A ruling last month by the U.S. Supreme Court protected U.S.-based ingredient companies Nestlé USA and Cargill from a lawsuit that alleged human rights abuses that occurred outside the United States. Six citizens of Mali, who were enslaved as children and forced to work on cocoa farms in Ivory Coast that provided supply to both Cargill and Nestlé USA, sued the two companies.
The lawsuit said both corporations aided and profited from child slave labor in the Ivorian cocoa sector—which along with neighboring Ghana supplies a majority of the world’s cocoa beans—and “knew or should have known” that the farms were exploiting enslaved children yet continued to provide those farms with resources.
The 8-1 decision by Supreme Court justices, however, held that the corporations could not be sued for the overseas abuses. Justice Clarence Thomas wrote in the majority opinion that “nearly all the conduct that they say aided and abetted forced labor—providing training, fertilizer, tools, and cash to overseas farms—occurred in Ivory Coast.”

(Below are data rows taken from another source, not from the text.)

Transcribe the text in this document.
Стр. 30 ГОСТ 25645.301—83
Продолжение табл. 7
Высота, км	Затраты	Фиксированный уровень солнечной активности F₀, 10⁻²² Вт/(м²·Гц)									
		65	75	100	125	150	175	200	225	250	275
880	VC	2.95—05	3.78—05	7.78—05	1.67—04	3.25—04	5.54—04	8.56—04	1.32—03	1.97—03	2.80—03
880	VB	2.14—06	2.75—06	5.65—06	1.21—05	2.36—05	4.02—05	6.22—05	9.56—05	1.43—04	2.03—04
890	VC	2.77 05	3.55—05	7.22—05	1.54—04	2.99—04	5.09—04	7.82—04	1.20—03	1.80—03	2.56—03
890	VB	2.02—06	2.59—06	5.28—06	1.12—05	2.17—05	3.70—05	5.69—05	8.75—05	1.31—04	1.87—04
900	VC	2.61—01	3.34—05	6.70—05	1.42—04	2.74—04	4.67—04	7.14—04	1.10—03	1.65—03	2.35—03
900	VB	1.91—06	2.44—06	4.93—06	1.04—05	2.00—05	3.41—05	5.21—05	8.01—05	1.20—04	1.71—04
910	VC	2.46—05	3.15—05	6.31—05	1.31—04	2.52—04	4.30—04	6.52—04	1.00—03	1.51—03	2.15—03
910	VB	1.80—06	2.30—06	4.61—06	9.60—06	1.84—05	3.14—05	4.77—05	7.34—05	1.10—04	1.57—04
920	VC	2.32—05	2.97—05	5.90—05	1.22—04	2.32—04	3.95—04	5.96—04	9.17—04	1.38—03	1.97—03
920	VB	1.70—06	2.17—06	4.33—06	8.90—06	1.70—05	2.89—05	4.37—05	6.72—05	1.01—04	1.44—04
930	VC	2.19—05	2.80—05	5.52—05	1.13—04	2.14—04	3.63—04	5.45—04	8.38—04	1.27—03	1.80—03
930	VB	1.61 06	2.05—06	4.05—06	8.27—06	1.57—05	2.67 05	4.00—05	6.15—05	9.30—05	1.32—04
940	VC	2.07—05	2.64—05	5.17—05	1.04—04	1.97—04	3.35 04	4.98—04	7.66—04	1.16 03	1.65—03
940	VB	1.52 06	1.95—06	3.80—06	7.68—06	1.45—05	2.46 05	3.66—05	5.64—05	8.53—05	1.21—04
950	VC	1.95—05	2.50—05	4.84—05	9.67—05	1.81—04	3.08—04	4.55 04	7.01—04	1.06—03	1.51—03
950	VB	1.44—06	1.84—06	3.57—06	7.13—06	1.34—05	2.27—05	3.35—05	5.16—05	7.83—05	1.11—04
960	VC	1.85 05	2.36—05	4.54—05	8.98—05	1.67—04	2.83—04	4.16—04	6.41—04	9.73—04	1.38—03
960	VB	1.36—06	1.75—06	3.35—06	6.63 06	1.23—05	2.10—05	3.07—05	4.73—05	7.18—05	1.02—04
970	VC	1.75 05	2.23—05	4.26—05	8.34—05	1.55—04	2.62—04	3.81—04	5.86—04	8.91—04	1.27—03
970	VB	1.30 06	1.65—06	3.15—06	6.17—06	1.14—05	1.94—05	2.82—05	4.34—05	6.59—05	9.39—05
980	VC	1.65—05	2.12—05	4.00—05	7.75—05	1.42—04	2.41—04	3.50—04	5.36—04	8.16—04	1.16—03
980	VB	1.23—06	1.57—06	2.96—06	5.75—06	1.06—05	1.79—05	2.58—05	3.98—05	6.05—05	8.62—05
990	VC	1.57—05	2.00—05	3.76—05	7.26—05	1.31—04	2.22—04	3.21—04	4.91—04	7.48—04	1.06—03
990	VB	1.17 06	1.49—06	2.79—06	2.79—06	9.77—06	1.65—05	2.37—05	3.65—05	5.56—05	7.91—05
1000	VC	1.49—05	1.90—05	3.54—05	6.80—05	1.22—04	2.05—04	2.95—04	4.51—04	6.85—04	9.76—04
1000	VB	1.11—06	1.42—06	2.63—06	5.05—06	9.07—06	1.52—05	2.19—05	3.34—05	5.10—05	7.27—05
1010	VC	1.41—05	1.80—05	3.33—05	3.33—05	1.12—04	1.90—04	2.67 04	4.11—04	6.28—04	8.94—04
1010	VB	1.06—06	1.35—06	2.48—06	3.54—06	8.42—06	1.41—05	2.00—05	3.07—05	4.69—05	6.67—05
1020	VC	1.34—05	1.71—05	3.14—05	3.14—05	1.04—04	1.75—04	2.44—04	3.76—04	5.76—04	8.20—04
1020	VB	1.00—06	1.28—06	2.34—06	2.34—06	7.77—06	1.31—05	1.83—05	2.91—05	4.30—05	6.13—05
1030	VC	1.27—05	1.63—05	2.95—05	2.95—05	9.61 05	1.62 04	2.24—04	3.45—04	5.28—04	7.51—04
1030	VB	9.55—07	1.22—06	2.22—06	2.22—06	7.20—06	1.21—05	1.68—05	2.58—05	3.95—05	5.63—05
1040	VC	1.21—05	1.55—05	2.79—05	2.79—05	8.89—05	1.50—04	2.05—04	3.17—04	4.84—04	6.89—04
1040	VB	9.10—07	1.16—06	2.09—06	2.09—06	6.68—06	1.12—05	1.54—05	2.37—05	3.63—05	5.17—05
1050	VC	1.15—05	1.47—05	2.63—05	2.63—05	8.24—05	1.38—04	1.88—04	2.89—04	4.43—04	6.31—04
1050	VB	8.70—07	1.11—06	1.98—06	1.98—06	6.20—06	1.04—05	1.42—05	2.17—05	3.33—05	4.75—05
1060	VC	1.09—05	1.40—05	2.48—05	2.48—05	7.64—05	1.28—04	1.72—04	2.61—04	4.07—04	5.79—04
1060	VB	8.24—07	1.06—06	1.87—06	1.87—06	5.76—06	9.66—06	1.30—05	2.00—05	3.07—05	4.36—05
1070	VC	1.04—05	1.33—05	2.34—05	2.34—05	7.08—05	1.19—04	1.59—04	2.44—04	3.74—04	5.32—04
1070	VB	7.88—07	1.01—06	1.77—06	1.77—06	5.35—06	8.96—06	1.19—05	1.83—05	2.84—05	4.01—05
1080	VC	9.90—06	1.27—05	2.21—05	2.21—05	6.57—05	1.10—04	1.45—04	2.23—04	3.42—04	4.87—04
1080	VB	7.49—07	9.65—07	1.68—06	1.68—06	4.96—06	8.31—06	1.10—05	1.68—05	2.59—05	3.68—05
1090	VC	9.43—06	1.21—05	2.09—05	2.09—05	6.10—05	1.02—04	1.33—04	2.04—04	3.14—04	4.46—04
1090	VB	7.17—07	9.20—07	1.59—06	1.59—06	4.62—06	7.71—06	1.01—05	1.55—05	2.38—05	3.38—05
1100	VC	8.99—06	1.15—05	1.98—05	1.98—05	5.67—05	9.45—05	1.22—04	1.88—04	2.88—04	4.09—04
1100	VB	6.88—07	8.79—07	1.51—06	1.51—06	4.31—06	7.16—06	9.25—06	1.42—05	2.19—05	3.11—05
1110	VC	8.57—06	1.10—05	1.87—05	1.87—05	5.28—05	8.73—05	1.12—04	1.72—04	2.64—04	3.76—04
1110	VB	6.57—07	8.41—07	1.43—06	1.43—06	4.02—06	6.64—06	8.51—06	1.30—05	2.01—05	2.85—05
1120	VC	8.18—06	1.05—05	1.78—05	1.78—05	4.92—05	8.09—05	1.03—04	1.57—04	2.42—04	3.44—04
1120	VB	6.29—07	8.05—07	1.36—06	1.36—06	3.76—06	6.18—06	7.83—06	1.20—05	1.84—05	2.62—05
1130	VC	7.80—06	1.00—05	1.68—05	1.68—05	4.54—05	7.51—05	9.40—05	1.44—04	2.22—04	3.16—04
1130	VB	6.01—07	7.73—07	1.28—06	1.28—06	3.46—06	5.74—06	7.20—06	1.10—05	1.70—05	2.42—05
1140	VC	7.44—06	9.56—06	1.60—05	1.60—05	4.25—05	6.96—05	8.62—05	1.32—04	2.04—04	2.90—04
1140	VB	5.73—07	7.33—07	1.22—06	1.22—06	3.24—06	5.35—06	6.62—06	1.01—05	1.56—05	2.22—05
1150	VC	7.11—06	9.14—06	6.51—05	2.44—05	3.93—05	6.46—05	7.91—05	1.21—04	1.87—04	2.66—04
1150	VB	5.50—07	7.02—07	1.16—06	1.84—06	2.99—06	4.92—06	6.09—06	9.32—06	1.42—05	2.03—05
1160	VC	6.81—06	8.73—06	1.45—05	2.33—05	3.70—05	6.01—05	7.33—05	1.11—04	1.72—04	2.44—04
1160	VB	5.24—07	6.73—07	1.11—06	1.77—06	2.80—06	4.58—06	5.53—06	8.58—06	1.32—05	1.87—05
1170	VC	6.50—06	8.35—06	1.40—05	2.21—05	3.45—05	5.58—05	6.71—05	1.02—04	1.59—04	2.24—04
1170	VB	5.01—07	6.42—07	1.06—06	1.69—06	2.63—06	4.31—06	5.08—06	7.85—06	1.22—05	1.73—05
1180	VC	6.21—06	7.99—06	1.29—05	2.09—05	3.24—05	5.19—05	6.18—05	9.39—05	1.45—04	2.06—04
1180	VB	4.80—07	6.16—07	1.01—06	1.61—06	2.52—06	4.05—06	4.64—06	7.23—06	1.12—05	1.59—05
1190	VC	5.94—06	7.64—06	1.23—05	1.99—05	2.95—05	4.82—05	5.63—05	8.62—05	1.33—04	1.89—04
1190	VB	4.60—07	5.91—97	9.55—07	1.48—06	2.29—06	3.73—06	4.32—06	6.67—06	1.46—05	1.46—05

Plaintiffs had sued under the authority of the long-standing Alien Tort Statute, or ATS, a law that allows federal courts to hear civil cases that are filed by foreign citizens. But, the courts have held that ATS only applies to domestic cases, rather than extraterrestrial ones. Thomas referenced that in the opinion when he wrote, “Pleading general corporate activity, like ‘mere corporate presence,’ does not draw a sufficient connection between the cause of action respondents seek and domestic conduct.”
Cocoa’s connection to child slavery
Ivory Coast is by far the world’s largest producer of cocoa beans, and is expected to bring more than 2.1 million metric tons of the chocolate precursor to market during the 2020-2021 cycle, according to Statista. Ghana is a distant second on the list, providing 850,000 metric tons over the same period.
Details in the Malian plaintiffs’ action reveal what life is like on many of the Ivorian cocoa bean farms. The plaintiffs said they were compelled to work 12- to 14-hour days at least six days a week without pay, were forced to live in inhumane conditions, and were witnesses to torture by armed guards.
Plaintiffs’ attorneys specifically said Nestlé USA knew about conditions at the farms after personal site visits. They also argued that Nestlé “maintains an unusual degree of control over the Ivorian cocoa sector because of its enormous buying power,” and that, “Every major operational decision regarding Nestlé’s U.S. business, including the sourcing and supervision of its cocoa supply chain in the Ivory Coast, is made or approved by Nestlé USA’s executives in the United States.”
That did not constitute direct action by Nestlé in Ivory Coast, eight of nine justices concurred, and the decision establishes additional limitation on actions brought before federal courts about abuses that occurred outside of the U.S. Nestlé USA did not immediately respond to request for comment about the case.
Cargill, in a statement, said the ruling “affirms Cargill’s analysis of the law and confirms this suit has no basis to proceed.”
And, “Cargill’s work to keep child labor out of the cocoa supply chain is unwavering. We do not tolerate the use of child labor in our operations or supply chains and we are working every day to prevent it.”